编译器级别的C ++引用和指针 [英] C++ references and pointers at the compiler level

查看:164
本文介绍了编译器级别的C ++引用和指针的处理方法,对大家解决问题具有一定的参考价值,需要的朋友们下面随着小编来一起学习吧!

问题描述

我正在尝试学习C ++编译器如何处理引用和指针,为下学期准备的编译器类做准备.我对编译器如何处理C ++中的引用特别感兴趣.

I'm trying to learn how C++ compilers handle references and pointers, in preparation for a compiler class that I'm taking next semester.
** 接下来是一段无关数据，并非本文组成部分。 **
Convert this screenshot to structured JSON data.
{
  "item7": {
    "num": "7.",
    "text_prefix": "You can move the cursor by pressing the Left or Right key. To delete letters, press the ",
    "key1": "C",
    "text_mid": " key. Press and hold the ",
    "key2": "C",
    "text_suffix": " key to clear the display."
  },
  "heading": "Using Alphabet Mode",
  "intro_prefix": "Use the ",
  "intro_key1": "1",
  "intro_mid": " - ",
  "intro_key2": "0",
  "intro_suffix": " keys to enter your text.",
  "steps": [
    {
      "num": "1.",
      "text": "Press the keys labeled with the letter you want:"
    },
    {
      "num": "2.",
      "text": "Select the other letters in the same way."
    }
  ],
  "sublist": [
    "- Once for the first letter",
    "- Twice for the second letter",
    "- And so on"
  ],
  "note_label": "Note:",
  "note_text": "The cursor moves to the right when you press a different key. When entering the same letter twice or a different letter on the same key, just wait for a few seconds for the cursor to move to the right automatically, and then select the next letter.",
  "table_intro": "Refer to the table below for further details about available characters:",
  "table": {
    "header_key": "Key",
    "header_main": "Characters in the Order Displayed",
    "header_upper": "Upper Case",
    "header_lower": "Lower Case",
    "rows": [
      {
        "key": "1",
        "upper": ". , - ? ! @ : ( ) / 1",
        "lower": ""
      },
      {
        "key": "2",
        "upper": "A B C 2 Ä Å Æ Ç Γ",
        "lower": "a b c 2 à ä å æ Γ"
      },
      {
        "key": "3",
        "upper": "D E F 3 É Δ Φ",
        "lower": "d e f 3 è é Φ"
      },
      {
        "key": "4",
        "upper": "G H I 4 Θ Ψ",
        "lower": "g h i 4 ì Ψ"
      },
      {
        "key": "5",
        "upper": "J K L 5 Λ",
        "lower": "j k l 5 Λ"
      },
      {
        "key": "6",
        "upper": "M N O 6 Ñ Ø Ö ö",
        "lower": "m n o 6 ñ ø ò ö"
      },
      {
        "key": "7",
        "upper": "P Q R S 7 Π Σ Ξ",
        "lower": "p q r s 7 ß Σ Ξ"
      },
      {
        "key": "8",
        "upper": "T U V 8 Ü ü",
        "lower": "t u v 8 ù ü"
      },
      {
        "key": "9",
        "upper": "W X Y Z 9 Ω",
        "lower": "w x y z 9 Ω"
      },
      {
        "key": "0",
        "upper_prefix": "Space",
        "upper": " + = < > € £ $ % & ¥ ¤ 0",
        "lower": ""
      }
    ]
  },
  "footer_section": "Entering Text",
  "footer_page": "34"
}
I'm specifically interested in how compilers handle references in C++.

该标准指定引用是别名",但是我不知道在编译器级别这到底意味着什么.我有两种理论:

The standard specifies that a reference is an "alias," but I don't know exactly what that means at the compiler level. I have two theories:

  1. 非引用变量在符号表中具有一个条目.创建对该变量的引用后,编译器仅创建另一个词素,它指向"符号表中完全相同的条目(而不是非引用变量在内存中的位置).

  1. A non-reference variable has an entry in the symbol table. When a reference to that variable is created, the compiler simply creates another lexeme that "points" to the exact same entry in the symbol table (and not to the non-reference variable's location in memory).

创建对该变量的引用后,编译器会创建一个指向该变量在内存中位置的指针.解析语言上下文时,将处理对引用的限制(无null值等).换句话说,对于已取消引用的指针,引用是语法糖".

When a reference to that variable is created, the compiler creates a pointer to that variable's location in memory. The limitations on references (no null values, etc.) are handled when parsing the context of the language. In other words, a reference is "syntactic sugar" for a dereferenced pointer.

据我所知,这两种解决方案都会创建一个别名".编译器使用一个而不使用另一个吗?还是依赖于编译器?

Both solutions would create an "alias," as far as I can tell. Do compilers use one and not the other? Or is it compiler-dependent?

顺便说一句,我知道在机器语言级别上,它们都是指针"(除了整数以外,几乎所有其他东西在机器级别上都是指针").我对生成机器代码之前编译器的工作很感兴趣.

As an aside, I'm aware that at the machine-language level, both are "pointers" (pretty much everything other than an integer is a "pointer" at the machine level). I'm interested in what the compiler does before the machine code is generated.

我很好奇的部分原因是因为 PHP使用方法#1 ,我想知道C ++编译器是否以相同的方式工作. Java当然不使用方法#1,并且它们的引用"实际上是取消引用的指针.请参阅Scott Stanchfield的本文.

Part of the reason I am curious is because PHP uses method #1, and I'm wondering if C++ compilers work the same way. Java certainly does not use method #1, and their "references" are in fact dereferenced pointers; see this article by Scott Stanchfield.

推荐答案

我将尝试解释g ++编译器如何实现引用.

I will try to explain how references are implemented by g++ compiler.

    #include <iostream>

    using namespace std;

    int main()
    {
        int i = 10;
        int *ptrToI = &i;
        int &refToI = i;

        cout << "i = " << i << "\n";
        cout << "&i = " << &i << "\n";

        cout << "ptrToI = " << ptrToI << "\n";
        cout << "*ptrToI = " << *ptrToI << "\n";
        cout << "&ptrToI = " << &ptrToI << "\n";

        cout << "refToNum = " << refToI << "\n";
        //cout << "*refToNum = " << *refToI << "\n";
        cout << "&refToNum = " << &refToI << "\n";

        return 0;
    }

此代码的输出是这样

    i = 10
    &i = 0xbf9e52f8
    ptrToI = 0xbf9e52f8
    *ptrToI = 10
    &ptrToI = 0xbf9e52f4
    refToNum = 10
    &refToNum = 0xbf9e52f8

让我们看看反汇编(我为此使用了GDB.8,9和10是代码的行号)

Lets look at the disassembly(I used GDB for this. 8,9 and 10 here are line numbers of code)

8           int i = 10;
0x08048698 <main()+18>: movl   $0xa,-0x10(%ebp)

这里$0xa是我们分配给i的10(十进制). -0x10(%ebp)在这里表示ebp register –16(十进制)的内容. -0x10(%ebp)指向堆栈上i的地址.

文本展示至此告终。